M.BAKER mrb1 at homxc.ATT.COM
Thu Apr 6 23:06:20 AEST 1989


In article <1166 at westmark.UUCP>, dave at westmark.UUCP (Dave Levenson) writes:
> .................... 
> When is it ever safe to edit /etc/inittab when UNIX is running?
> The init(1) program reads this file whenever it is told to by
> telinit or init Q.  It also reads this file whenever one of its
> children dies.
> ................... 

I wondered about this too, but used to just go and edit /etc/inittab
on a "live" system anyhow (UNIX System V/386/3.2 on a 6386(E)).  No-
thing bad seemed to happen [perhaps they have some kind of
file locking mechanism during the change], but....

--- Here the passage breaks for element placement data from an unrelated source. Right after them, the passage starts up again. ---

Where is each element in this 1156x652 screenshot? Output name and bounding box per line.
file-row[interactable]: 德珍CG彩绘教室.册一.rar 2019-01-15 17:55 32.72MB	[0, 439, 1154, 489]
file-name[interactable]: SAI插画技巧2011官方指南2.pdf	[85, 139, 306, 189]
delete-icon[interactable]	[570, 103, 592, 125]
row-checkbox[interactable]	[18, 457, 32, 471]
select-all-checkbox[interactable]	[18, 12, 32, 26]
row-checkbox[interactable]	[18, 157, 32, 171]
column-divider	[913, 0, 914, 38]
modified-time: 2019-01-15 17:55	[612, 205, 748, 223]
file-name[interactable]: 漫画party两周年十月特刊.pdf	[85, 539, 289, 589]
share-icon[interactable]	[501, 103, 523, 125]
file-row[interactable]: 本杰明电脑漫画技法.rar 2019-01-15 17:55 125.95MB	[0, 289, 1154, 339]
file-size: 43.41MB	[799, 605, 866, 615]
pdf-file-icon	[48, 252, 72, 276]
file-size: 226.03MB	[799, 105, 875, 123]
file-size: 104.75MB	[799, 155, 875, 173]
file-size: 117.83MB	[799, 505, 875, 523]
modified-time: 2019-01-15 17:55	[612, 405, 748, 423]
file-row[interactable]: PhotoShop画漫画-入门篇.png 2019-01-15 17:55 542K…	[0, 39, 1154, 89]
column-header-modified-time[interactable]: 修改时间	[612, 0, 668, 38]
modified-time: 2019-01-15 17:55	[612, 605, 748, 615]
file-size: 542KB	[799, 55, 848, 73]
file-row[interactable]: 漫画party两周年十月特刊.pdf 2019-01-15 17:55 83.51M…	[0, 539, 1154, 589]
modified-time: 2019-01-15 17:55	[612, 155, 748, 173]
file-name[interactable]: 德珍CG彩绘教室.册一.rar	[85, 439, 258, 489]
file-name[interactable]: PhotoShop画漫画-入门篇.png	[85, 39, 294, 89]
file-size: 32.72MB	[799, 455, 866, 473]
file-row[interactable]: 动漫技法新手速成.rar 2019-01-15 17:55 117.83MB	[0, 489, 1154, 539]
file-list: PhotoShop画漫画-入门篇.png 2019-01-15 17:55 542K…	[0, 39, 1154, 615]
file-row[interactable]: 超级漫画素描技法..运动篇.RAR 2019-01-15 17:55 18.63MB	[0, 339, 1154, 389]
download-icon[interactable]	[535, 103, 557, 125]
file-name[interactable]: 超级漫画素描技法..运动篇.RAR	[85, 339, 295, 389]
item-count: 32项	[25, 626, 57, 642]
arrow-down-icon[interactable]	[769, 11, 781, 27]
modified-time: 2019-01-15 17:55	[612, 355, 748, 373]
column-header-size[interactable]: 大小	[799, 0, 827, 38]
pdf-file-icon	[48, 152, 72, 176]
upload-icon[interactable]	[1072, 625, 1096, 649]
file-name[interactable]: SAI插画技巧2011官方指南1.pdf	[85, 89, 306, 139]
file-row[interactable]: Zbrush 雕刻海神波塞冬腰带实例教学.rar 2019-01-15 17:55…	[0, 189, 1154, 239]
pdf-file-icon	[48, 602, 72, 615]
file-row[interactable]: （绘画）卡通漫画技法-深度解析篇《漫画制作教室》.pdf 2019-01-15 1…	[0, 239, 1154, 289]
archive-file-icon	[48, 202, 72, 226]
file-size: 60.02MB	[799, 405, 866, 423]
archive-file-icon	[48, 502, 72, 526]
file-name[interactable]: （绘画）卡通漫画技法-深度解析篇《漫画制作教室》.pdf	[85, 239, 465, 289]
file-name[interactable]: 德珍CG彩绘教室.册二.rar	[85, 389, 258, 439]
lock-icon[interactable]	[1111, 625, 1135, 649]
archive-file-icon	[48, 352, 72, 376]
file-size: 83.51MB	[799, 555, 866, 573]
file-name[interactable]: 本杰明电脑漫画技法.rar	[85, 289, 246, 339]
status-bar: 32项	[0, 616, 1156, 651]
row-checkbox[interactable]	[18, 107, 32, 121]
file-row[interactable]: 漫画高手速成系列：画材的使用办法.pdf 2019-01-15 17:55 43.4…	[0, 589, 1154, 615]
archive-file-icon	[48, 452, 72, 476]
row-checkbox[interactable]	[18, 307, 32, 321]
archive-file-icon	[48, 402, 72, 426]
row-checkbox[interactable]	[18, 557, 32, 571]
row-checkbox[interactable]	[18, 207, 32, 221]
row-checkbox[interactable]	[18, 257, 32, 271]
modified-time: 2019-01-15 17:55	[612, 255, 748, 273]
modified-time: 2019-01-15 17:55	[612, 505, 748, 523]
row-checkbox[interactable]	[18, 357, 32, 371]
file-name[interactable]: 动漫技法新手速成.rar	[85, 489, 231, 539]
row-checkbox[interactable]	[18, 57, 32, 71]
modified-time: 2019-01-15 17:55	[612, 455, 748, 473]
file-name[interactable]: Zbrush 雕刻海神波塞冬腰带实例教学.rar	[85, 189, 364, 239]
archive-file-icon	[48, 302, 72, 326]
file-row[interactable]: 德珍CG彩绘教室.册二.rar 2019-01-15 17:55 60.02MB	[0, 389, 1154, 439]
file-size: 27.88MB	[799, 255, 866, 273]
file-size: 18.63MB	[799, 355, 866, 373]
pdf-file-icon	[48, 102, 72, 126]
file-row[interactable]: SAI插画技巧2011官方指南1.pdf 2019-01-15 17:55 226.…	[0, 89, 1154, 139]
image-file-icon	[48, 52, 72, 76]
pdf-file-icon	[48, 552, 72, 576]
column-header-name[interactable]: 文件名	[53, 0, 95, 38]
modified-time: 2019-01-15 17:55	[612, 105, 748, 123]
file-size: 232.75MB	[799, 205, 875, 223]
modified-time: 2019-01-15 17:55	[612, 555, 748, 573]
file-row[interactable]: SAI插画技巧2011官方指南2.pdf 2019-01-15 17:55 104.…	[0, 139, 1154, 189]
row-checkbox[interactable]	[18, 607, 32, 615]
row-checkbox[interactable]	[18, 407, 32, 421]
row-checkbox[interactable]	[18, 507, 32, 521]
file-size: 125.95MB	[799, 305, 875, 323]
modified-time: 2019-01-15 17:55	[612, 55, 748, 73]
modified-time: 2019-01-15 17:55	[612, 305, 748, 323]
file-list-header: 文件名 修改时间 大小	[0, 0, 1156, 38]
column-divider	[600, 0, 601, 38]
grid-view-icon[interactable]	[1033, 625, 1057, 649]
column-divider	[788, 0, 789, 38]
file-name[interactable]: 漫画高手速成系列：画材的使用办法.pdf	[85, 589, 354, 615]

After the kernel was rebuilt (following a tunable parameter change,
installing a new/revised driver, etc.) things just didn't seem
right.  /etc/getty's weren't there anymore, and so on.  Then I
realized that /etc/inittab was being rebuilt each time by
appending /etc/conf/cf.d/init.base with any files in 
/etc/conf/init.d directory.  IDMKINIT(1M) gives full particulars
of this.  It also describes its use as a user-level command
to test new /etc/inittab versions before a real rebuild, along
with its use in shell scripts which need to change /etc/inittab
but do not reconfigure the kernel.

I would recommend making my changes in init.base, and the append
files in init.d directory, and then running IDMKINIT to produce
an intermediate version of the new /etc/inittab in /etc/conf/cf.d
directory.  Then you can copy it over the real /etc/inittab,
and init q.  This will make sure /etc/inittab is what you
want after a kernel rebuild, too.  Of course, stash the old
versions of all modified files away someplace safe, just in case :-)

Hope this helps, or at least is not "bad" advice.